17 Feb 2022, 22:16

A case of Datadog APM not stitching traces

Recently I worked on instrumenting a service with Datadog APM (Application Performance Monitoring). It’s when I ran into an interesting issue that the StackOverflow didn’t offer the usual obvious answer. After some digging, I’m finally sharing my solution it here.

The problem was that sometimes traces produced by two services didn’t get glued together by the Datadog backend. It appeared that APM traces with calls between “Service A” and “Service B” were correlated, but the same stitching didn’t work when “Service B” made a call to “Service A”.

After some digging to find out what was wrong with my Datadog agent configuration, I realized that I needed to take a step back and ask “How does Datadog correlate traces?”.

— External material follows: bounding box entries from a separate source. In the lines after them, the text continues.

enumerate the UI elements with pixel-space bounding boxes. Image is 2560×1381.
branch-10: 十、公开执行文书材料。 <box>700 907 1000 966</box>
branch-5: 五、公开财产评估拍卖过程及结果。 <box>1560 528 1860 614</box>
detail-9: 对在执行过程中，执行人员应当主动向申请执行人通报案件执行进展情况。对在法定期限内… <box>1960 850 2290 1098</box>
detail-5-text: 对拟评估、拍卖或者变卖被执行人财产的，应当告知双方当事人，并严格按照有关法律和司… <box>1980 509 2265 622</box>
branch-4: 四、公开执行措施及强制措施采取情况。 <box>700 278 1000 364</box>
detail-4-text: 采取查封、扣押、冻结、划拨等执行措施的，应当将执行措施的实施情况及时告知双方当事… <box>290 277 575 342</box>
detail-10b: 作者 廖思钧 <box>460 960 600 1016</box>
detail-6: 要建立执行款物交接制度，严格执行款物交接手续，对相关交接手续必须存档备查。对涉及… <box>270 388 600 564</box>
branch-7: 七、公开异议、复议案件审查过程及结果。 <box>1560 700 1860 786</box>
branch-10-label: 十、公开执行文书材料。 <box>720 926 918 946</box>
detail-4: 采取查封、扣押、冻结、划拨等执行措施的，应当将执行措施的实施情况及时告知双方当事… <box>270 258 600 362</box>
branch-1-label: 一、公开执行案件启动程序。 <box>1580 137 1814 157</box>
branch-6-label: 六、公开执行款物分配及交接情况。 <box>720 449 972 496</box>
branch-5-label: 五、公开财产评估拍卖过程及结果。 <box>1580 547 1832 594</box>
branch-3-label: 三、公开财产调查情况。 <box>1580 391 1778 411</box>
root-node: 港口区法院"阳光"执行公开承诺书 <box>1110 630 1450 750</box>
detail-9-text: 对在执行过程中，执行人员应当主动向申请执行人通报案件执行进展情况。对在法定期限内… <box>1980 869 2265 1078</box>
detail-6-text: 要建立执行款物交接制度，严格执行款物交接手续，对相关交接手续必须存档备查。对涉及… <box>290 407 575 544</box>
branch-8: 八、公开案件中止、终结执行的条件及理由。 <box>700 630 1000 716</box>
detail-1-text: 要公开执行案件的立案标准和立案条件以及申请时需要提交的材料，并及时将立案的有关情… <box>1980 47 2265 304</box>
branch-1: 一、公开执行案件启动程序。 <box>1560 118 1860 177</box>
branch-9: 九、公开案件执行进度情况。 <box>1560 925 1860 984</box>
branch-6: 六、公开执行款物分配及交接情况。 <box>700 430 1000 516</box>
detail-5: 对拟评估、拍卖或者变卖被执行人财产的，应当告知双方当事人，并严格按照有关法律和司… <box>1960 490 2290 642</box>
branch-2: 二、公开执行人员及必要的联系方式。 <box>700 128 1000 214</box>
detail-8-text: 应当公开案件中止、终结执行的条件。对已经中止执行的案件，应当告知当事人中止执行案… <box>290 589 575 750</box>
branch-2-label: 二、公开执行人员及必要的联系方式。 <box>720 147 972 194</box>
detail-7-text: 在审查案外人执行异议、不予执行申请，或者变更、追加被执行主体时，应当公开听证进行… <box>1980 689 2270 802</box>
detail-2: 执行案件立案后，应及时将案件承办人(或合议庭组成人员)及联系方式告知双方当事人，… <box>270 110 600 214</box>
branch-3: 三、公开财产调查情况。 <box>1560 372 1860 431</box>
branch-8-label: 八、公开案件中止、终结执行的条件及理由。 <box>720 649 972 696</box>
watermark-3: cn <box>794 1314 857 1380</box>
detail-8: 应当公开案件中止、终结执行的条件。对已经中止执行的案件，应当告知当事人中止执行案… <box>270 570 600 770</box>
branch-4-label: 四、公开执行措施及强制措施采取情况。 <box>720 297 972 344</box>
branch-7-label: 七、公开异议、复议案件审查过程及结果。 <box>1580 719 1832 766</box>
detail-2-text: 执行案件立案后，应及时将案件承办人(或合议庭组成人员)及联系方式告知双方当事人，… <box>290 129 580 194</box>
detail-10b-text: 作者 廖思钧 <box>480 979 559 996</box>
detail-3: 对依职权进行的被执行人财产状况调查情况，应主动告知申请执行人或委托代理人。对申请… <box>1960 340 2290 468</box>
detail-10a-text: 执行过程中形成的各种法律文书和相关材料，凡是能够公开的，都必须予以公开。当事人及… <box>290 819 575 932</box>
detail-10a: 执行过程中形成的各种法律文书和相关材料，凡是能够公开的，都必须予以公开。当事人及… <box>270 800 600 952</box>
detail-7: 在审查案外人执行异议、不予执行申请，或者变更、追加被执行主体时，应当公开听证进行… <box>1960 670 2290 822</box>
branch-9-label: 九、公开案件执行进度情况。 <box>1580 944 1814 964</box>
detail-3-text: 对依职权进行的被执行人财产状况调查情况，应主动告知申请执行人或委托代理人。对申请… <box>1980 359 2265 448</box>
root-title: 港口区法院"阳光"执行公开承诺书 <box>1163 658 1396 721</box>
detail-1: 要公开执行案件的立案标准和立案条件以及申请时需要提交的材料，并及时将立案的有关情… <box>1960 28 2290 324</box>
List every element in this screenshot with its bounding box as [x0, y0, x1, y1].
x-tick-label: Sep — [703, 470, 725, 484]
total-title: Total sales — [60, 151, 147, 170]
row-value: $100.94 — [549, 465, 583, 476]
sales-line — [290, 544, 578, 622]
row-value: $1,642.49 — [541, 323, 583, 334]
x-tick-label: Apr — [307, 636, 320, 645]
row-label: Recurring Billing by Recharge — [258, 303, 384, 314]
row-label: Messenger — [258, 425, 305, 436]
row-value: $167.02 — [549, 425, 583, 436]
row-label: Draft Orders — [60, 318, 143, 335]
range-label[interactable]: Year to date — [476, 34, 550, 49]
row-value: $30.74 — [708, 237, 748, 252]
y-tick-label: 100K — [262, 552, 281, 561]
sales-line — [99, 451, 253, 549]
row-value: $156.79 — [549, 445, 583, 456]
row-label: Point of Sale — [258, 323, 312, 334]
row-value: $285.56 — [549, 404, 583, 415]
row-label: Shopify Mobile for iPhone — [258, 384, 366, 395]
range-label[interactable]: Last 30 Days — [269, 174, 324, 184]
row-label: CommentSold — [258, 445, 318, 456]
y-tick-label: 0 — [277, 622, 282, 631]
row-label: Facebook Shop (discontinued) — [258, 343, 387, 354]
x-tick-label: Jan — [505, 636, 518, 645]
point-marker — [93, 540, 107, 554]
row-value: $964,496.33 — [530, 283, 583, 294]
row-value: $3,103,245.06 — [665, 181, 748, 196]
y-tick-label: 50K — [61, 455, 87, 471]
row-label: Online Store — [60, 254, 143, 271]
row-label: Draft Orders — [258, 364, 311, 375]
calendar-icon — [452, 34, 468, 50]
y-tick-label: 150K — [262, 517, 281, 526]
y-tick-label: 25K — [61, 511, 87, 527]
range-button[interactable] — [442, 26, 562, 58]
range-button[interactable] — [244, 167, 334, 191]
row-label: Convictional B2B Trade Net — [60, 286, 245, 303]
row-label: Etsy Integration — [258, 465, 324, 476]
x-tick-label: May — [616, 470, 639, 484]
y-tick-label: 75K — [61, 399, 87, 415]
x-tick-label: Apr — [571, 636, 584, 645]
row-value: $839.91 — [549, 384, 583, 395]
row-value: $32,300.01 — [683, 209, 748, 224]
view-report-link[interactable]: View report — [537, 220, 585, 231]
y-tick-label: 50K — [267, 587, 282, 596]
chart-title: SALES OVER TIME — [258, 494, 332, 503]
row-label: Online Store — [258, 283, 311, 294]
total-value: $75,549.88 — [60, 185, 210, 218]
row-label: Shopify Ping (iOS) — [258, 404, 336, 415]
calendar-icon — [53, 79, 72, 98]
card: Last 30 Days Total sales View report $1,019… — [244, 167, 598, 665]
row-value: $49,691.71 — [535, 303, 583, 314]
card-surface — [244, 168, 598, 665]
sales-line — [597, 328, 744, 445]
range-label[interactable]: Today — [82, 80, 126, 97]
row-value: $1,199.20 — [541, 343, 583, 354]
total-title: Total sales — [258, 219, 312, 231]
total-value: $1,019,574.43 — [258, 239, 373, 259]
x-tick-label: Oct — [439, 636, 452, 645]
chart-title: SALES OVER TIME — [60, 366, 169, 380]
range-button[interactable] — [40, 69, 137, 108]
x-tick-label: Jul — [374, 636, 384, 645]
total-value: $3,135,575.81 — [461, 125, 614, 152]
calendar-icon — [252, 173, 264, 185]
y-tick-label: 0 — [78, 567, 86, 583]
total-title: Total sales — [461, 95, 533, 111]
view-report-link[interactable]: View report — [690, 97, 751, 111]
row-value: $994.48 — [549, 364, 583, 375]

In order for Datadog to stitch together two traces received from two different tracers (in my case - two agents running in two different services), the trace ID/parent trace ID have to match.

Datadog automatically injects the trace ID but it’s not very well documented what is involved. At least not in Datadog’s documentation.

Finally I found a useful page: how are traces linked to tests. Based on this article, I learned that the Datadog agent can automatically inject headers in outgoing HTTP calls.

I looked at the Java tracer source code and learned that it actually follows OpenTelemetry convention for context propagation. The tracer agent, running within the same process as my Java application, intercepts any HTTP requests and sprinkles some extra headers to help corrlate the spans.

Why was the context propagation broken? Knowing that I should expect extra headers to show up in the calls made between the services, I was able to confirm that the headers were simply missing. In my particular case, this was due to the way nginx reverse proxy was configured for the “Service A”. The nginx.conf contained the following line:

proxy_pass_request_headers off;

It means that the headers would not be passed to the upstream server unless explicitly requested with proxy_set_header. Therefore, the headers were missing by design.

From that the fix was easy. I added the following lines to nginx.conf:

location / {
    # ...

    proxy_set_header x-datadog-trace-id $http_x_datadog_trace_id;
    proxy_set_header x-datadog-parent-id $http_x_datadog_parent_id;
    proxy_set_header x-datadog-sampling-priority $http_x_datadog_sampling_priority;
    proxy_set_header
    x-datadog-origin $http_x_datadog_origin;
    
    # ... 
}

And that worked! Traces are now auto-magically stitched together. Hope this helps someone solve their configuration problem a bit quicker.